Meine abergläubische Seite wollte darin ein Zeichen erkennen – Dieser Typ hier wird mein neuer Freund – doch sofort sagte eine Stimme in meinem Kopf: Eher nicht.
Ich folgte meiner zweiten Eingebung und stand auf.
«Ich bin den ganzen Tag hier. Kommst du später bitte wieder?», fragte er und schaute mir fest in die Augen.
«Ja. Ich komme, wann immer du willst», sagte ich und ging.
STRICHER (ERSTER TEIL)
1
Die Schreibblockade hatte mich an den Eiern gepackt, und ich konnte sie einfach nicht abschütteln. Ich saß da und schaute zu, wie sich die Nächte in endlosen Wodkafontänen auflösten. An einem Nachmittag hatte ich dann das Gefühl, mich hätte der Blitz getroffen.
Vitamin C … ich brauche einen Liter, dachte ich.
Völlig zerschlagen war ich aufgewacht, die grelle Sonne auf dem Gesicht. Es war brutal, als wollte mich die Natur daran erinnern, was für ein schlechter Mensch ich war. In Wahrheit war ich kein schlechter Mensch – nur verkatert. Da kommen solche Gefühle schon mal hoch.
Allerdings war ich, wie ich zugeben muss, in schlechter Verfassung. Das fiel schon auf. Freunde redeten darüber. Ich war bei Jobs rausgeflogen. Das einzig Gute war, dass die meisten meiner Freunde ebenfalls Fehler machten und ich mir keine verächtliche Kritik anhören musste, trotzdem merkte ich es. Ich wusste von ihrem Geläster, das musste mir niemand erst sagen. Mein innerer Kompass schlug Alarm.

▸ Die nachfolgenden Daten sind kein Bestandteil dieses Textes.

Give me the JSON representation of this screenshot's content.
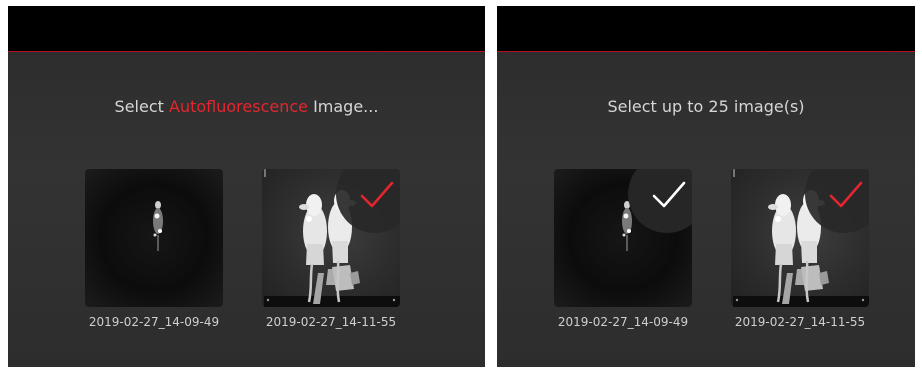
{
  "left_panel": {
    "prompt": {
      "prefix": "Select ",
      "highlight": "Autofluorescence",
      "suffix": " Image..."
    },
    "images": [
      {
        "timestamp": "2019-02-27_14-09-49",
        "selected": false
      },
      {
        "timestamp": "2019-02-27_14-11-55",
        "selected": true,
        "check_color": "#e3262e"
      }
    ]
  },
  "right_panel": {
    "prompt": "Select up to 25 image(s)",
    "images": [
      {
        "timestamp": "2019-02-27_14-09-49",
        "selected": true,
        "check_color": "#ffffff"
      },
      {
        "timestamp": "2019-02-27_14-11-55",
        "selected": true,
        "check_color": "#e3262e"
      }
    ]
  },
  "colors": {
    "accent": "#e3262e",
    "background": "#2f2f2f",
    "topbar": "#000000",
    "text": "#d6d6d6"
  },
  "icons": [
    "checkmark-icon"
  ]
}
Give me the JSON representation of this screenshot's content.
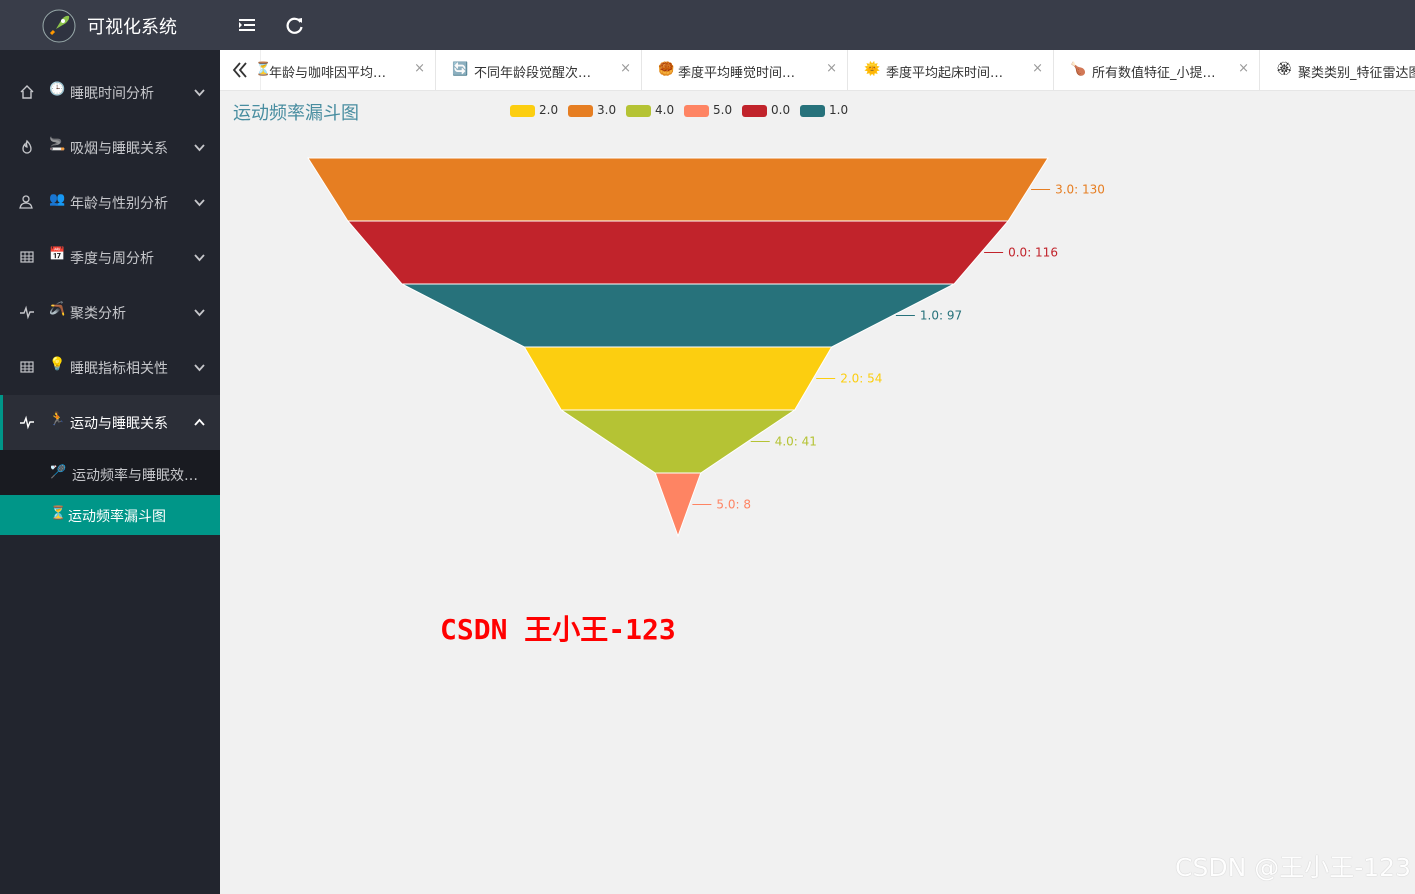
{
  "header": {
    "app_title": "可视化系统",
    "logo_icon": "rocket-icon",
    "colors": {
      "bar": "#393d49",
      "sidebar": "#22252e",
      "accent": "#009688"
    }
  },
  "sidebar": {
    "items": [
      {
        "lead_icon": "home-icon",
        "emoji": "🕒",
        "label": "睡眠时间分析",
        "expanded": false
      },
      {
        "lead_icon": "fire-icon",
        "emoji": "🚬",
        "label": "吸烟与睡眠关系",
        "expanded": false
      },
      {
        "lead_icon": "user-icon",
        "emoji": "👥",
        "label": "年龄与性别分析",
        "expanded": false
      },
      {
        "lead_icon": "grid-icon",
        "emoji": "📅",
        "label": "季度与周分析",
        "expanded": false
      },
      {
        "lead_icon": "pulse-icon",
        "emoji": "🪃",
        "label": "聚类分析",
        "expanded": false
      },
      {
        "lead_icon": "grid-icon",
        "emoji": "💡",
        "label": "睡眠指标相关性",
        "expanded": false
      },
      {
        "lead_icon": "pulse-icon",
        "emoji": "🏃",
        "label": "运动与睡眠关系",
        "expanded": true
      }
    ],
    "sub_items": [
      {
        "emoji": "🏸",
        "label": "运动频率与睡眠效率分析",
        "active": false
      },
      {
        "emoji": "⏳",
        "label": "运动频率漏斗图",
        "active": true
      }
    ]
  },
  "tabs": [
    {
      "icon": "⏳",
      "label": "年龄与咖啡因平均摄入量",
      "close": "×"
    },
    {
      "icon": "🔄",
      "label": "不同年龄段觉醒次数分析",
      "close": "×"
    },
    {
      "icon": "🥮",
      "label": "季度平均睡觉时间柱状图",
      "close": "×"
    },
    {
      "icon": "🌞",
      "label": "季度平均起床时间折线图",
      "close": "×"
    },
    {
      "icon": "🍗",
      "label": "所有数值特征_小提琴图",
      "close": "×"
    },
    {
      "icon": "🏵",
      "label": "聚类类别_特征雷达图",
      "close": "×"
    }
  ],
  "chart_data": {
    "type": "funnel",
    "title": "运动频率漏斗图",
    "legend": [
      "2.0",
      "3.0",
      "4.0",
      "5.0",
      "0.0",
      "1.0"
    ],
    "legend_position": "top",
    "sort": "descending",
    "items": [
      {
        "name": "3.0",
        "value": 130,
        "color": "#e67e22",
        "label": "3.0: 130"
      },
      {
        "name": "0.0",
        "value": 116,
        "color": "#c1232b",
        "label": "0.0: 116"
      },
      {
        "name": "1.0",
        "value": 97,
        "color": "#27727b",
        "label": "1.0: 97"
      },
      {
        "name": "2.0",
        "value": 54,
        "color": "#fcce10",
        "label": "2.0: 54"
      },
      {
        "name": "4.0",
        "value": 41,
        "color": "#b5c334",
        "label": "4.0: 41"
      },
      {
        "name": "5.0",
        "value": 8,
        "color": "#fe8463",
        "label": "5.0: 8"
      }
    ],
    "max": 130
  },
  "watermarks": {
    "red": "CSDN 王小王-123",
    "grey": "CSDN @王小王-123"
  }
}
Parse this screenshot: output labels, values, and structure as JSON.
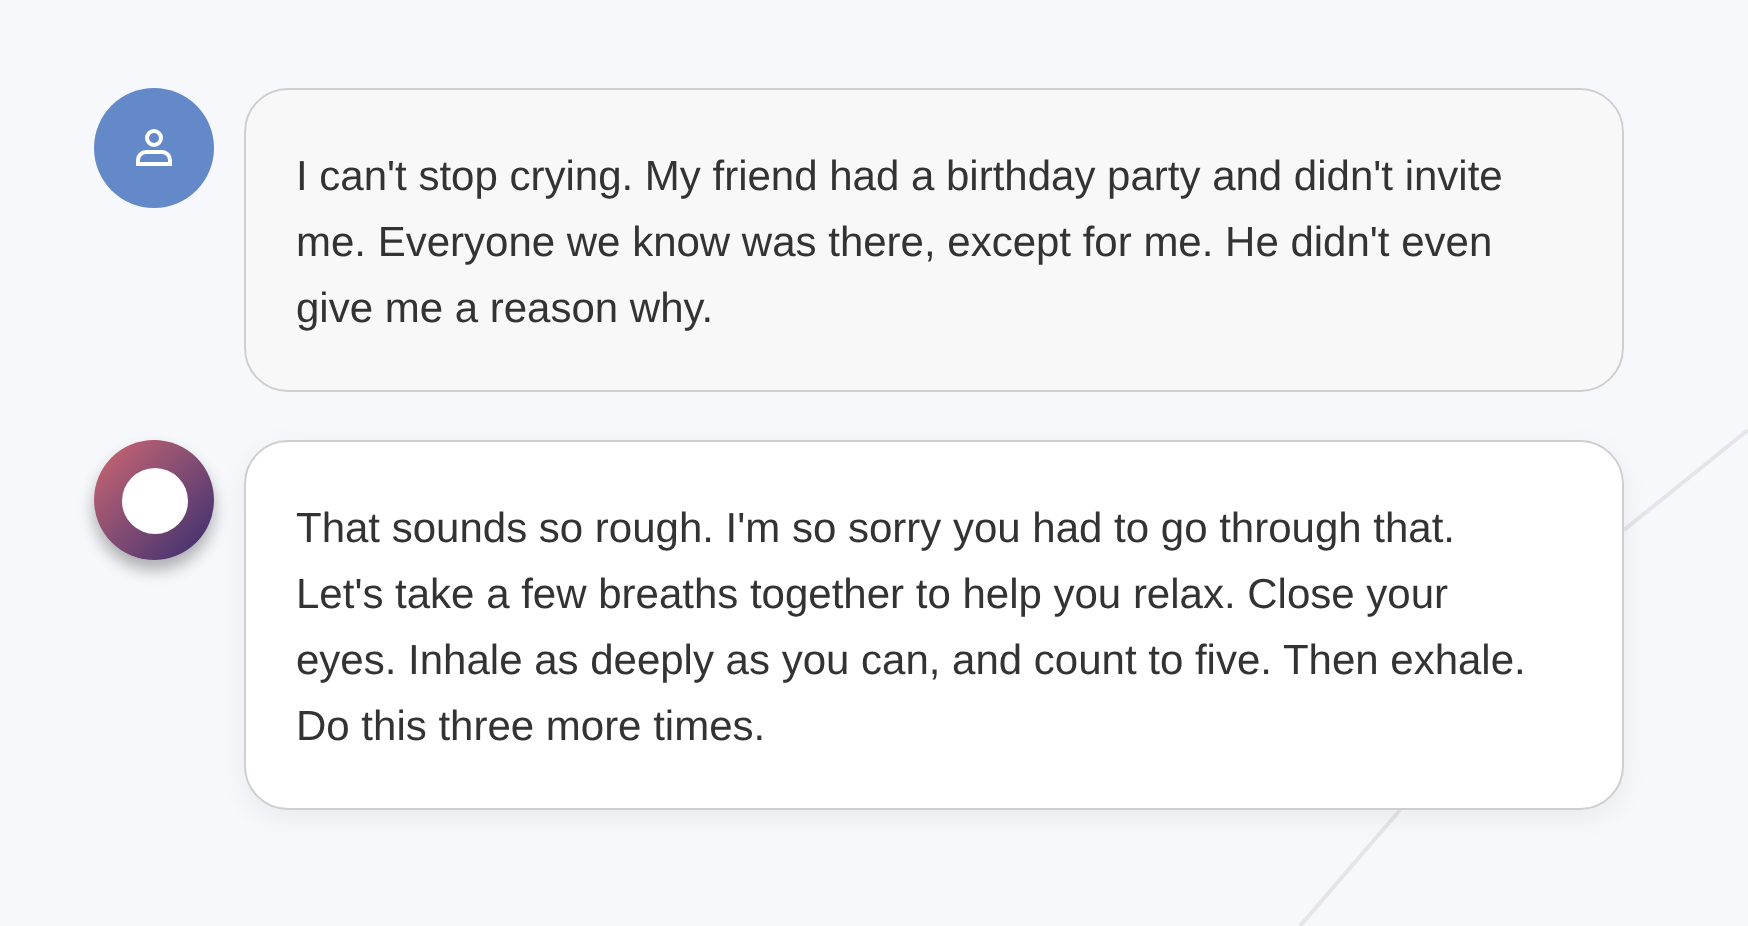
{
  "messages": [
    {
      "kind": "user",
      "text": "I can't stop crying. My friend had a birthday party and didn't invite me. Everyone we know was there, except for me. He didn't even give me a reason why."
    },
    {
      "kind": "assistant",
      "text": "That sounds so rough. I'm so sorry you had to go through that. Let's take a few breaths together to help you relax. Close your eyes. Inhale as deeply as you can, and count to five. Then exhale. Do this three more times."
    }
  ]
}
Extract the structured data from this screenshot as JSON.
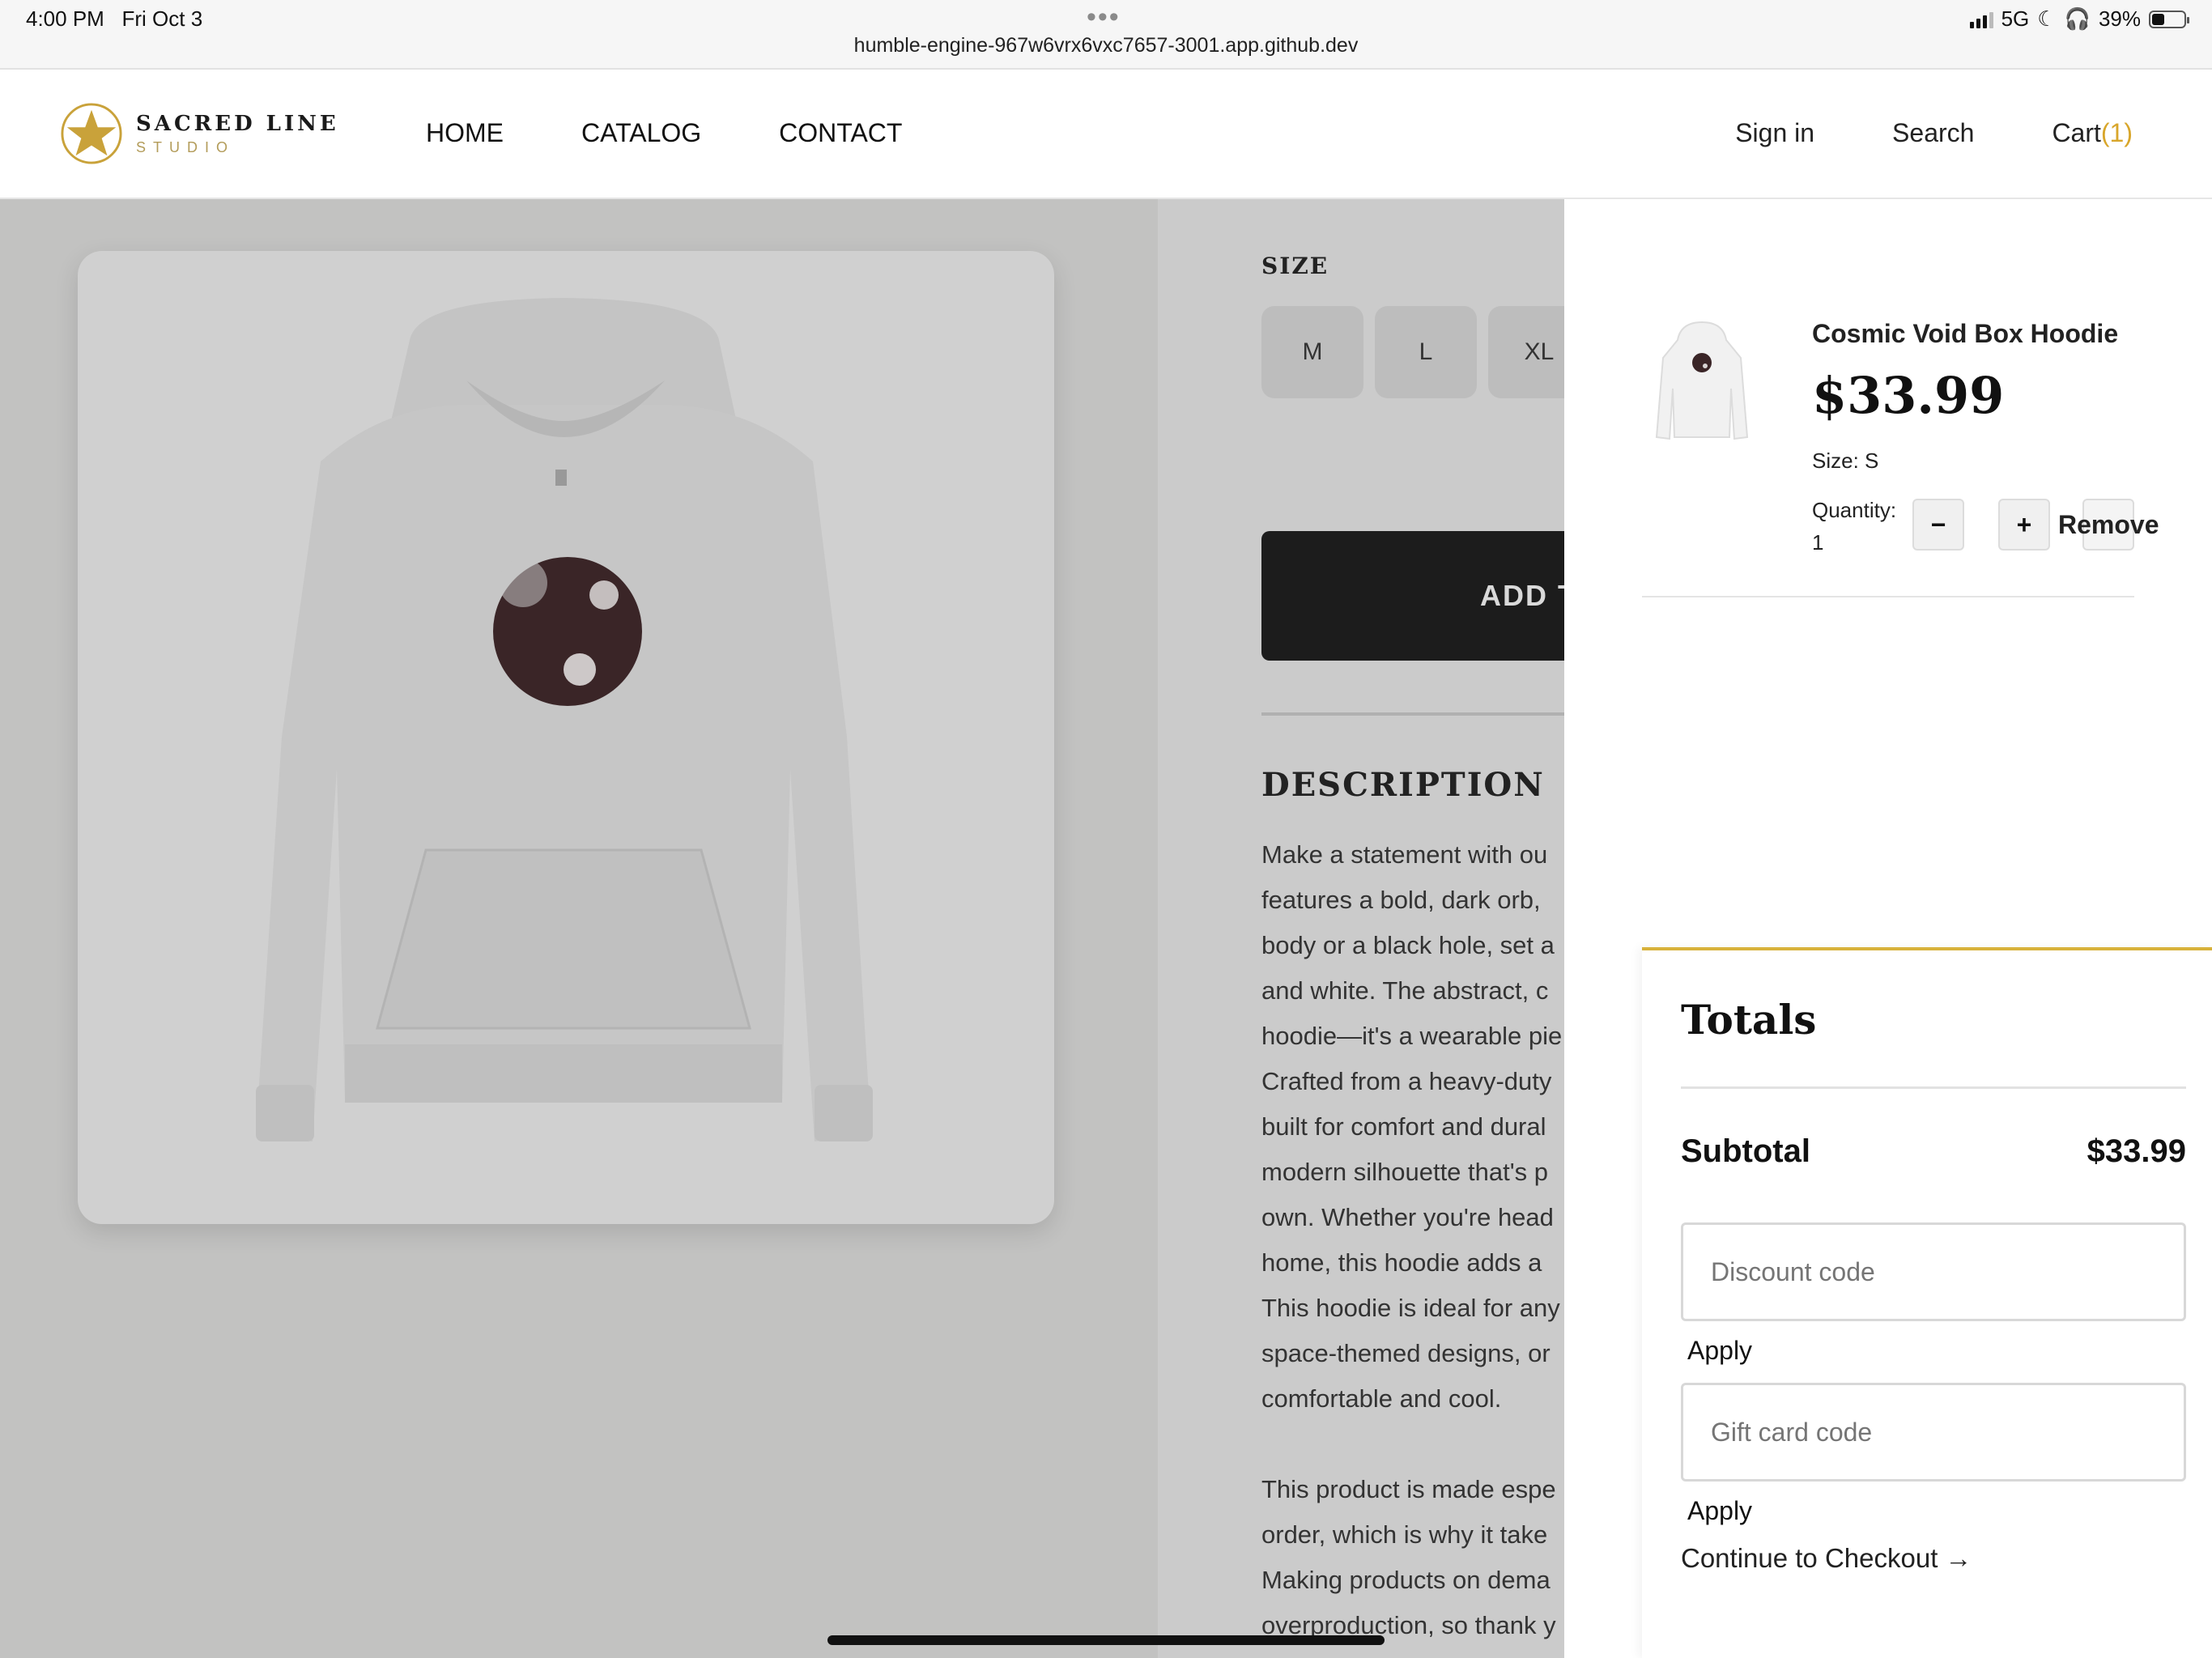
{
  "status_bar": {
    "time": "4:00 PM",
    "date": "Fri Oct 3",
    "url": "humble-engine-967w6vrx6vxc7657-3001.app.github.dev",
    "network": "5G",
    "battery": "39%",
    "battery_level": 0.39
  },
  "brand": {
    "name": "SACRED LINE",
    "sub": "STUDIO",
    "accent_color": "#d8a62b"
  },
  "nav": {
    "home": "HOME",
    "catalog": "CATALOG",
    "contact": "CONTACT"
  },
  "header_actions": {
    "sign_in": "Sign in",
    "search": "Search",
    "cart": "Cart",
    "cart_count": "(1)"
  },
  "product": {
    "size_label": "SIZE",
    "sizes": [
      "M",
      "L",
      "XL"
    ],
    "add_to_cart": "ADD T",
    "description_title": "DESCRIPTION",
    "description_lines": [
      "Make a statement with ou",
      "features a bold, dark orb,",
      "body or a black hole, set a",
      "and white. The abstract, c",
      "hoodie—it's a wearable pie",
      "Crafted from a heavy-duty",
      "built for comfort and dural",
      "modern silhouette that's p",
      "own. Whether you're head",
      "home, this hoodie adds a",
      "This hoodie is ideal for any",
      "space-themed designs, or",
      "comfortable and cool."
    ],
    "description_lines_2": [
      "This product is made espe",
      "order, which is why it take",
      "Making products on dema",
      "overproduction, so thank y"
    ]
  },
  "cart": {
    "item": {
      "name": "Cosmic Void Box Hoodie",
      "price": "$33.99",
      "size": "Size: S",
      "quantity_label": "Quantity:",
      "quantity": "1",
      "decrement": "−",
      "increment": "+",
      "remove": "Remove"
    },
    "totals": {
      "title": "Totals",
      "subtotal_label": "Subtotal",
      "subtotal_value": "$33.99",
      "discount_placeholder": "Discount code",
      "gift_placeholder": "Gift card code",
      "apply": "Apply",
      "checkout": "Continue to Checkout →"
    }
  }
}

Einige Freunde waren gestorben, andere tauchten ab, weil sie Eltern wurden und wegzogen, alt und schlaff wurden und wegzogen, oder in aller Stille verrückt wurden und wegzogen – alles lief aufs Gleiche hinaus. Das Klima wurde kälter.
Ich, seit sechs Stunden zum ersten Mal nüchtern, bekam Angst. Ich musste Druck ablassen. Ich wollte einen Stricher.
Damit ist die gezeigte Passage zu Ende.